Max’s Views
Now Playing in Burlington- The Death of Stalin: ****
Most everyone knows that the Soviet Union was a nightmarish place to live.
I’m not sure people know exactly why, though.
I don’t have enough room here to list all the atrocities, but the forced collectivization of agriculture was one of the worst.
In 1929, the Soviet Politburo announced the mass collectivization of agriculture. Successful capitalist peasants – labeled Kulaks – were not invited to join. The Kulaks were marched off to work camps or killed.
For the remaining peasants, collectivization was nearly as bad. With the best farmers gone, the large State farms were run by city bureaucrats. The bureaucrats knew a lot about Das Kapital but nothing about das wheat.
Inevitably, grain production plummeted. Farmers were still expected to ship the same amount of food to the city party leaders, though, and the USSR continued to export grain to fund its industrialization projects.
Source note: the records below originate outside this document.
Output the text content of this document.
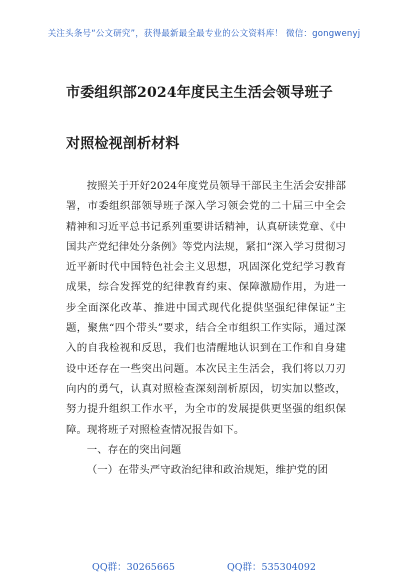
关注头条号“公文研究”，获得最新最全最专业的公文资料库！ 微信：gongwenyj
市委组织部2024年度民主生活会领导班子对照检视剖析材料

按照关于开好2024年度党员领导干部民主生活会安排部署，市委组织部领导班子深入学习领会党的二十届三中全会精神和习近平总书记系列重要讲话精神，认真研读党章、《中国共产党纪律处分条例》等党内法规，紧扣“深入学习贯彻习近平新时代中国特色社会主义思想，巩固深化党纪学习教育成果，综合发挥党的纪律教育约束、保障激励作用，为进一步全面深化改革、推进中国式现代化提供坚强纪律保证”主题，聚焦“四个带头”要求，结合全市组织工作实际，通过深入的自我检视和反思，我们也清醒地认识到在工作和自身建设中还存在一些突出问题。本次民主生活会，我们将以刀刃向内的勇气，认真对照检查深刻剖析原因，切实加以整改，努力提升组织工作水平，为全市的发展提供更坚强的组织保障。现将班子对照检查情况报告如下。

一、存在的突出问题

（一）在带头严守政治纪律和政治规矩，维护党的团

QQ群：30265665	QQ群：535304092
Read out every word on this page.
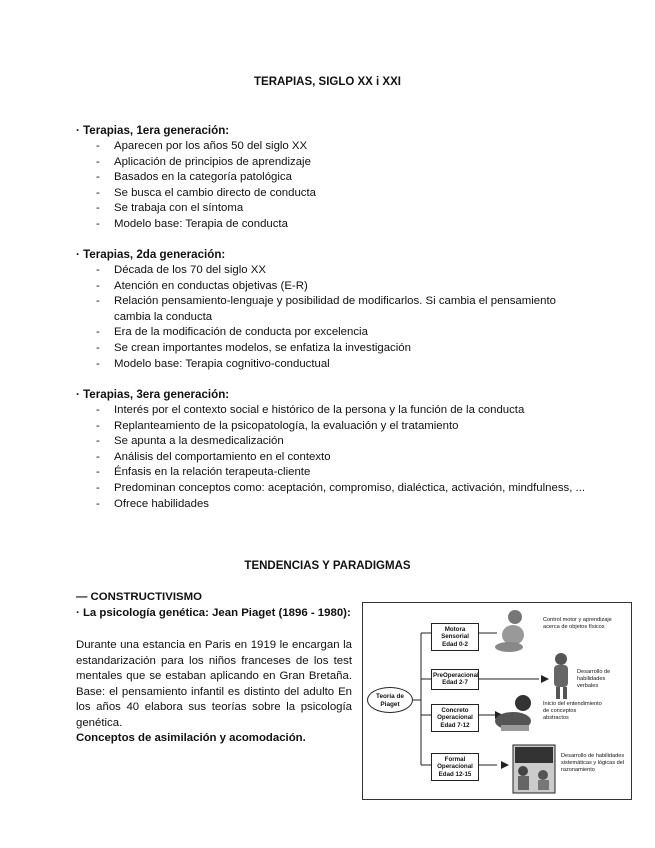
TERAPIAS, SIGLO XX i XXI
· Terapias, 1era generación:
- Aparecen por los años 50 del siglo XX
- Aplicación de principios de aprendizaje
- Basados en la categoría patológica
- Se busca el cambio directo de conducta
- Se trabaja con el síntoma
- Modelo base: Terapia de conducta
· Terapias, 2da generación:
- Década de los 70 del siglo XX
- Atención en conductas objetivas (E-R)
- Relación pensamiento-lenguaje y posibilidad de modificarlos. Si cambia el pensamiento cambia la conducta
- Era de la modificación de conducta por excelencia
- Se crean importantes modelos, se enfatiza la investigación
- Modelo base: Terapia cognitivo-conductual
· Terapias, 3era generación:
- Interés por el contexto social e histórico de la persona y la función de la conducta
- Replanteamiento de la psicopatología, la evaluación y el tratamiento
- Se apunta a la desmedicalización
- Análisis del comportamiento en el contexto
- Énfasis en la relación terapeuta-cliente
- Predominan conceptos como: aceptación, compromiso, dialéctica, activación, mindfulness, ...
- Ofrece habilidades
TENDENCIAS Y PARADIGMAS
— CONSTRUCTIVISMO
· La psicología genética: Jean Piaget (1896 - 1980):
Durante una estancia en Paris en 1919 le encargan la estandarización para los niños franceses de los test mentales que se estaban aplicando en Gran Bretaña. Base: el pensamiento infantil es distinto del adulto En los años 40 elabora sus teorías sobre la psicología genética.
Conceptos de asimilación y acomodación.
Teoría de Piaget
Motora Sensorial Edad 0-2
PreOperacional Edad 2-7
Concreto Operacional Edad 7-12
Formal Operacional Edad 12-15
Control motor y aprendizaje acerca de objetos físicos
Desarrollo de habilidades verbales
Inicio del entendimiento de conceptos abstractos
Desarrollo de habilidades sistemáticas y lógicas del razonamiento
The farmers themselves received a smaller share of a shrinking bounty. The communists’ perverse experiment led to a man-made famine that killed 5 to 7 million peasants.
The hardest thing for us to believe about this horror story is that the architects of this mass murder were regular human beings like us. Soviet leaders were just people – with feelings and families and fears. And funny bones.
“The Death of Stalin” is a delightful, charming, audacious comedy about a few funny weeks in Soviet Russia.
It is 1953 and fearsome dictator Joseph Stalin just had a massive stroke. Nobody knows for sure how sick he is because all of the best doctors have been sent to the Gulag. But the leading members of the Politburo have already begun to jockey for position in the new government. And every human weakness and frailty is on display.
Ruthless Beria is letting political prisoners free with hopes of currying favor with the people (even though he’s the one who put them in prison to begin with).
Halfwit Malenkov (Jeffrey Tambor) has been named interim leader. One minute he’s drunk with his new power and ordering people around; the next minute he looks like a deer in headlights because he’s overwhelmed by the job.
Poor Molotov (Michael Palin) is too traumatized by the madness of the Stalin era to move on. It’s darkly funny to hear Molotov earnestly condemn his wife as a traitor even though he has no clue why Stalin arrested her.
There is definitely no hero to this story. But the closest thing we’ve got is Steve Buscemi’s Nikita Khrushchev. He’s the only one who fully understands what is going on. This is not a battle of communist vs. capitalist or good vs. evil. Politics is about building a coalition by any means necessary. It’s fun to watch a perpetually frazzled Khrushchev convince, cajole and bully all the idiots in the Kremlin.
Writer/director Armando Ianucci (HBO’s “Veep”) has made the most inspired comedy of the year. It combines the witty wordplay of early Woody Allen with the anarchic slapstick of The Marx Brothers.
Mark Twain theorized that “humor is tragedy plus time.” “The Death of Stalin” proves it once and for all. I love this movie. See it if you can.